You apparently seem to think that automated "storing" of copyrighted works on automated systems that provide services unrelated to the dissemination of said works is illegal.
You might want to have a consult with Google's entire business model about that one.
Yes, if a model, in its training, encounters the exact same text (or images, in the case of diffusion models or LMMs) enough, just like a person encountering the same thing over and over, they can eventually memorize them. Does the model have, say, The Raven, or the Star Spangled Banner memorized verbatim? Yeah, probably does, and it really should. Just like you, however, memorizing something isn't a violation of copyright law - you have to commit a violation, to do something that isn't fair use. They're perfectly allowed to possess copyrighted data when it's processed in an automated manner to provide novel / transformative services. What they're not allowed to do is deliberately disseminate data they know to be copyrighted it to third parties without the copyright holders' permission.
The problem is that to actually get the models to reproduce copyrighted data has, as a general rule, required attacks.
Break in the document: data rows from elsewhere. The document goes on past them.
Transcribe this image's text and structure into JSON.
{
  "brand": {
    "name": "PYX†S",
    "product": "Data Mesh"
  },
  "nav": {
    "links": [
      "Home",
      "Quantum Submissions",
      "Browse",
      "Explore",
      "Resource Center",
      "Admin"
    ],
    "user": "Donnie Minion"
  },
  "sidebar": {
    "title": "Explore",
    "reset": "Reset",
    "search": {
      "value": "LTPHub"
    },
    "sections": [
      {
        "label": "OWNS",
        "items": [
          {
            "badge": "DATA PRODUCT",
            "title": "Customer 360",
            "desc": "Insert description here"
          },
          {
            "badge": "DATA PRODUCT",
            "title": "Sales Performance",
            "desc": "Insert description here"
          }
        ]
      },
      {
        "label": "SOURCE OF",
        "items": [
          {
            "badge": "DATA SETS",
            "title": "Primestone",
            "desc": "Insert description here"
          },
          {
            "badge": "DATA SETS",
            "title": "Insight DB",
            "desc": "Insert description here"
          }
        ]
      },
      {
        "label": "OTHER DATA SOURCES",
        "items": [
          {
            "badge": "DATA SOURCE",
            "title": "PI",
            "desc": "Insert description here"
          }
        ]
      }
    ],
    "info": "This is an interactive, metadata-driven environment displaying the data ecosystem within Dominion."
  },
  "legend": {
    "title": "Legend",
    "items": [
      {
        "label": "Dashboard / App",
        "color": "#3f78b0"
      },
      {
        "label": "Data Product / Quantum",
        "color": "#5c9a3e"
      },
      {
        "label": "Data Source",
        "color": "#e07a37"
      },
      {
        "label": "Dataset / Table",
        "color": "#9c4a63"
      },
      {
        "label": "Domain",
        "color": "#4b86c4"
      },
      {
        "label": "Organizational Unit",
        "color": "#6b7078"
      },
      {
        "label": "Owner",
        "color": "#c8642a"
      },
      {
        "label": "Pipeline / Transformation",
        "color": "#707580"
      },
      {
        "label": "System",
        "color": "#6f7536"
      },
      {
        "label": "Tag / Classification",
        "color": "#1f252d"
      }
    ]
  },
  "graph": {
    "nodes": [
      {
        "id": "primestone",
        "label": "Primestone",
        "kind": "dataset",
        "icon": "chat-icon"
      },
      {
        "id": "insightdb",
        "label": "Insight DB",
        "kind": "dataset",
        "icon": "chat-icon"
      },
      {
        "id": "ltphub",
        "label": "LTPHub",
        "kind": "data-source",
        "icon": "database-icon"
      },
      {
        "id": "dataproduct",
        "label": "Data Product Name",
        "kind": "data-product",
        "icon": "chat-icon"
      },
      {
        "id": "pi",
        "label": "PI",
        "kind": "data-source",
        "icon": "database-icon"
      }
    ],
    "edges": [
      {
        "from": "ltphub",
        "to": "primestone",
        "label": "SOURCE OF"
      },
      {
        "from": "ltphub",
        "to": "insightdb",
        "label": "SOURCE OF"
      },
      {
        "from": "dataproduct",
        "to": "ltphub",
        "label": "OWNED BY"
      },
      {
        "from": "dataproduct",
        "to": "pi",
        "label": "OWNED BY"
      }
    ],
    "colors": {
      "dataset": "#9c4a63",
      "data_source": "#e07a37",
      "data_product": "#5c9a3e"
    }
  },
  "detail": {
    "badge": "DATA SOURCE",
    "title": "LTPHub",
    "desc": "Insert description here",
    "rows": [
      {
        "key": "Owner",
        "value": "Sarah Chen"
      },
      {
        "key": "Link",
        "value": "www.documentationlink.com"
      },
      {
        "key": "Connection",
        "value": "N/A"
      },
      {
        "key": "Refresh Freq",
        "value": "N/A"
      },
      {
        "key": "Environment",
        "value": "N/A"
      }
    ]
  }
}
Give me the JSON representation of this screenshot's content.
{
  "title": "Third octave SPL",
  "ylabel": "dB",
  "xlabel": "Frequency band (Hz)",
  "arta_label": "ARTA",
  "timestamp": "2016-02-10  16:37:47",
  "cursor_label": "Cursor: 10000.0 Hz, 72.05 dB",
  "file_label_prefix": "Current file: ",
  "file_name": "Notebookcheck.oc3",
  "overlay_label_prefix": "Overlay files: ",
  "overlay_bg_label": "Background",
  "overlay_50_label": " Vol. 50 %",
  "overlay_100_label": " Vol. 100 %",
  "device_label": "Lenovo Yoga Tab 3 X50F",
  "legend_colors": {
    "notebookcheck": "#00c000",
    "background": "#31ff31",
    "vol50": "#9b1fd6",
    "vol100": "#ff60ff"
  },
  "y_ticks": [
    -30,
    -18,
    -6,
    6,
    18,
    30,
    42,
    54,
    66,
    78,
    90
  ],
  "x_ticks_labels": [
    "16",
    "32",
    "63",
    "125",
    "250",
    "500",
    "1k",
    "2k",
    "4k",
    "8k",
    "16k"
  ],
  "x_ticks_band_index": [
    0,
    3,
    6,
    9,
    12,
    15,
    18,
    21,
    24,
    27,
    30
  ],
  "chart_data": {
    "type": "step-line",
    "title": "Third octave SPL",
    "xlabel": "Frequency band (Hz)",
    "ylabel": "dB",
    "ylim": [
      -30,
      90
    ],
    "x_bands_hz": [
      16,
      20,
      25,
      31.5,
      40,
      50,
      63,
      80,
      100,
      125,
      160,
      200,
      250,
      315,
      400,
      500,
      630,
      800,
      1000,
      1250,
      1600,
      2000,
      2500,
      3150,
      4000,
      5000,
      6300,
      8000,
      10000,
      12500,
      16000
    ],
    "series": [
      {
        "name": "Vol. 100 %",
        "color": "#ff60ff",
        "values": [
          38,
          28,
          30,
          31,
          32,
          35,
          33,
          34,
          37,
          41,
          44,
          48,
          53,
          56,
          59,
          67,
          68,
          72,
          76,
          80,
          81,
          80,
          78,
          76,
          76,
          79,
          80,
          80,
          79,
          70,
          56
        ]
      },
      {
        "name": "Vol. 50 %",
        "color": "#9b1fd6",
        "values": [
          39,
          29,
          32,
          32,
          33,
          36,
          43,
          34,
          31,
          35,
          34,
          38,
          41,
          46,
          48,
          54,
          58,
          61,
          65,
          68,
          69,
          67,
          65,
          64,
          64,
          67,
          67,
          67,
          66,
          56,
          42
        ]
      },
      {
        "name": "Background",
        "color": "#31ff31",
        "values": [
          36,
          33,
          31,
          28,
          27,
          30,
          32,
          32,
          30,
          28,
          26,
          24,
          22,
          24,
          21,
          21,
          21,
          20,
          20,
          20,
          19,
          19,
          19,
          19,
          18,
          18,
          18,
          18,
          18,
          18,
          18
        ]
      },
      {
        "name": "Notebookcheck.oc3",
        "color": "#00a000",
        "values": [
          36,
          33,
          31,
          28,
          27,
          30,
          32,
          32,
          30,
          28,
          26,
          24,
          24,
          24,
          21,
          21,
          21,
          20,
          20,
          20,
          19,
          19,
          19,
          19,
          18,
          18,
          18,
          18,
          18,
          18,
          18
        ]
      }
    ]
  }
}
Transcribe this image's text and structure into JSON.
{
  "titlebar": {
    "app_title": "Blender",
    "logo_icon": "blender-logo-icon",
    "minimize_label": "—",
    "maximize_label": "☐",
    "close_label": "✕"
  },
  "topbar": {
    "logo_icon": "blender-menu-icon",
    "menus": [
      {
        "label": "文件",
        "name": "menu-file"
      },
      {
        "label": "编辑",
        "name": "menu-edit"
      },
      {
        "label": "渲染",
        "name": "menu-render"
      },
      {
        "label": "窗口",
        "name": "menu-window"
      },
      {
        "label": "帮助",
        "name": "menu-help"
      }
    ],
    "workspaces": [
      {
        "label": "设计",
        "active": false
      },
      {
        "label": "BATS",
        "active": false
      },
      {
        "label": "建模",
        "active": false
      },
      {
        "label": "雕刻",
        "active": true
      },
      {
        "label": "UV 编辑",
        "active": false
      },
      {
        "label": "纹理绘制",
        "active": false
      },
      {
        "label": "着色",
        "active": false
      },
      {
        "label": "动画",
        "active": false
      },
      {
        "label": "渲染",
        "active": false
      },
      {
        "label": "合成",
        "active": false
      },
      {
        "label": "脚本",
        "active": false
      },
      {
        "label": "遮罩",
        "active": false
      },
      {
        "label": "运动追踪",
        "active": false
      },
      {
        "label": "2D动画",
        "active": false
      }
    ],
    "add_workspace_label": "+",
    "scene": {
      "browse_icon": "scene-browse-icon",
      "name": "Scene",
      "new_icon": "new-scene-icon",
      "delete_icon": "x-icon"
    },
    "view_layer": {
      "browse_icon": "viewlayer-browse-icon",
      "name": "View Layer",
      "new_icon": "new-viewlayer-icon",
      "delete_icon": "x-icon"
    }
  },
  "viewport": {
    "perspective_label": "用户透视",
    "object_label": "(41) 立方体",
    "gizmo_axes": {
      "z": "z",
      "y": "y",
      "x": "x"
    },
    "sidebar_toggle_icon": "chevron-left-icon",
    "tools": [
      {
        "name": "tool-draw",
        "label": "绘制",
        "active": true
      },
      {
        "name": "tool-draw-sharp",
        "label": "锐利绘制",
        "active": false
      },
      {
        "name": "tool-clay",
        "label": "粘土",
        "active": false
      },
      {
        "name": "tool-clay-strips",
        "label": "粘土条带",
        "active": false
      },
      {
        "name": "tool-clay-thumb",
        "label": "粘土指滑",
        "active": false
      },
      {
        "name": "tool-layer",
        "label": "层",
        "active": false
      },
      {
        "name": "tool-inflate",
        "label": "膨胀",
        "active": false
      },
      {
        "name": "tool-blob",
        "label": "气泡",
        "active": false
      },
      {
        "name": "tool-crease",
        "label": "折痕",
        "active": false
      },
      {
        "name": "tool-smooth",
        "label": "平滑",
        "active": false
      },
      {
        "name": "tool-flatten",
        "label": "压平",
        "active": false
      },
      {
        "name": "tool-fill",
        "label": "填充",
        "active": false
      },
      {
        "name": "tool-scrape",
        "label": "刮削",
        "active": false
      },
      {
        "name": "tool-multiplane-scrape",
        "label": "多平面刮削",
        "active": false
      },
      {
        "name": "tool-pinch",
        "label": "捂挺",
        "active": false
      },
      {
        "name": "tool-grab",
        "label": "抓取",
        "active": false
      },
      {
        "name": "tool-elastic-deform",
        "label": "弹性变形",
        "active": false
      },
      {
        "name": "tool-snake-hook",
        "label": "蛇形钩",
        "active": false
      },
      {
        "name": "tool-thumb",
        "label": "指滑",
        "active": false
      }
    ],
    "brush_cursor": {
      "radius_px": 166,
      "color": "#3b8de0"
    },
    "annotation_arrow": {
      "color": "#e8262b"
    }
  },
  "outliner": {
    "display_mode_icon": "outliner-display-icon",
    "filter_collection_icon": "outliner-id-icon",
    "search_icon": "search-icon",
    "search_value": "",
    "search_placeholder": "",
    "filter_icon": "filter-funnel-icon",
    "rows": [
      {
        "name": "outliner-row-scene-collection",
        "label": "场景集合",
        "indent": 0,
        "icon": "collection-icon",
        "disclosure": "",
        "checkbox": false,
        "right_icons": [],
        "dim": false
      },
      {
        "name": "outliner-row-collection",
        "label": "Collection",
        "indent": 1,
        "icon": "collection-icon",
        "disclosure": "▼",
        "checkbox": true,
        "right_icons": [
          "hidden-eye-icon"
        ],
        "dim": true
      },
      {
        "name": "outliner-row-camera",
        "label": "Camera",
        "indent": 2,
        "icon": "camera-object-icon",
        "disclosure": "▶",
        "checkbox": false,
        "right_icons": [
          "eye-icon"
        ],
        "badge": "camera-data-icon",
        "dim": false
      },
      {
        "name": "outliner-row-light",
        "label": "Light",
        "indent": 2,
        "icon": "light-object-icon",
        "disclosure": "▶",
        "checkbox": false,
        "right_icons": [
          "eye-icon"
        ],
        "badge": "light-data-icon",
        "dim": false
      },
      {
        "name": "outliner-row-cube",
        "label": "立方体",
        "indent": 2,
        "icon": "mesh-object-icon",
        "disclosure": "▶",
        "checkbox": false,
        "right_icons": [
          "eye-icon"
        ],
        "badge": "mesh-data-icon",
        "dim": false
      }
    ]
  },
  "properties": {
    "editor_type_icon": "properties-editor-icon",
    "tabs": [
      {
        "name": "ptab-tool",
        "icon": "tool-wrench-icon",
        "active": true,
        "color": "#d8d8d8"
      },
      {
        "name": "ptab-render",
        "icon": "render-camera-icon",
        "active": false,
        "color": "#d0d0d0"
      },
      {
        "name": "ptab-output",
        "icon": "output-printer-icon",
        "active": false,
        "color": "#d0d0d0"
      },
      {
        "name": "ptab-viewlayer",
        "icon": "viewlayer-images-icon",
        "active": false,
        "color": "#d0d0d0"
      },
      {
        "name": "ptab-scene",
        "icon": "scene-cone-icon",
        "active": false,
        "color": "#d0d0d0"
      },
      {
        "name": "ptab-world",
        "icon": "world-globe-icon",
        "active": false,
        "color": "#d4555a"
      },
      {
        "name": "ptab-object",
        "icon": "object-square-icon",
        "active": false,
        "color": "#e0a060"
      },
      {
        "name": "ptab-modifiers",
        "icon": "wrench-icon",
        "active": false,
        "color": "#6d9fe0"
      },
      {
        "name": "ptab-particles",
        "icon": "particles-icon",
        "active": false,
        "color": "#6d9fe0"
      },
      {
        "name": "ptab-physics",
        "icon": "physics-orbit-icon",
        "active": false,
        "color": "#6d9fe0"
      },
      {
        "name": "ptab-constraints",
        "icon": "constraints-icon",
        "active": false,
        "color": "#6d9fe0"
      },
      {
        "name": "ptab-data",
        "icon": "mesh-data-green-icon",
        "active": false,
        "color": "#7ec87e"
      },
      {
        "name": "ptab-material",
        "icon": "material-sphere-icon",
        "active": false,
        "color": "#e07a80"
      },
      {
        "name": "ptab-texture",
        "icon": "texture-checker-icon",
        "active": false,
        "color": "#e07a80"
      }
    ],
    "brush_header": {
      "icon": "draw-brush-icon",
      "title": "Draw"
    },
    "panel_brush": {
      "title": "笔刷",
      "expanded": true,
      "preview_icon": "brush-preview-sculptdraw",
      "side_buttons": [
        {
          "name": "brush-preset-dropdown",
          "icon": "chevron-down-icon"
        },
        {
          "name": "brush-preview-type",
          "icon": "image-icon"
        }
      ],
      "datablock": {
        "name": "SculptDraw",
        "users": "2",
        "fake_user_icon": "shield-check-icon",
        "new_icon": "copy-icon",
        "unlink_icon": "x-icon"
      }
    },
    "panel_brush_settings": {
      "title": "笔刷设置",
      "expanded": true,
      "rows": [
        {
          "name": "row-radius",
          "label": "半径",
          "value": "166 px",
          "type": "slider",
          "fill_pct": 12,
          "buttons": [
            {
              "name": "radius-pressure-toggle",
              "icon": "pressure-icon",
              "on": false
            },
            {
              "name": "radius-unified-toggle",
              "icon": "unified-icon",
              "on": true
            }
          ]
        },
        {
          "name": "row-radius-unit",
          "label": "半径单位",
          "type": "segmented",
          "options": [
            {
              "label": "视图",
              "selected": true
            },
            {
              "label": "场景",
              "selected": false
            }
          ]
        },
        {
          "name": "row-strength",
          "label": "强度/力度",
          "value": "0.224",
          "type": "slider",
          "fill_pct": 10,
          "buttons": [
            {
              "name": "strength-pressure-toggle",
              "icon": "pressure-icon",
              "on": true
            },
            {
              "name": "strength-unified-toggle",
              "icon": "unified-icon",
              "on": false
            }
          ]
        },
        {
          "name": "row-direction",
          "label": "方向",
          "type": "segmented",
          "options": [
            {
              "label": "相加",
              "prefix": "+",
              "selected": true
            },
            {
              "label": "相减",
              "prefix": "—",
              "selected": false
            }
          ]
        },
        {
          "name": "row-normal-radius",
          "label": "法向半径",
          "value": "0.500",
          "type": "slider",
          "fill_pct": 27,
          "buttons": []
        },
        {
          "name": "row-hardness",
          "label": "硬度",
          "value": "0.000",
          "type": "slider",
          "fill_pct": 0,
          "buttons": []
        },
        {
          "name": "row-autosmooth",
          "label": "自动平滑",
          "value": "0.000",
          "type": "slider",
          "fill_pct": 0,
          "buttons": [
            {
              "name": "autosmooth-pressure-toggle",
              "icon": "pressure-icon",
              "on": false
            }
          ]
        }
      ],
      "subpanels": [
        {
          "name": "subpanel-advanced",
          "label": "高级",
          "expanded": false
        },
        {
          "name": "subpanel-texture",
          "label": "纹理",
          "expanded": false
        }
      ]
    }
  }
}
People using the models in ways in violation of their terms of services, in generally convoluted manners and exploiting bugs, to try to trick them into disclosing content that they have learned verbatim. In such a scenario, if anyone is attempting to violate copyright law, it's the attacker, certainly not the model developer. It's akin to hacking one of Google's servers to dig up copyrighted data that they've processed and then going, "AHA, here's PROOF that Google is breaking the law!" No, you idiot, YOU are breaking the law.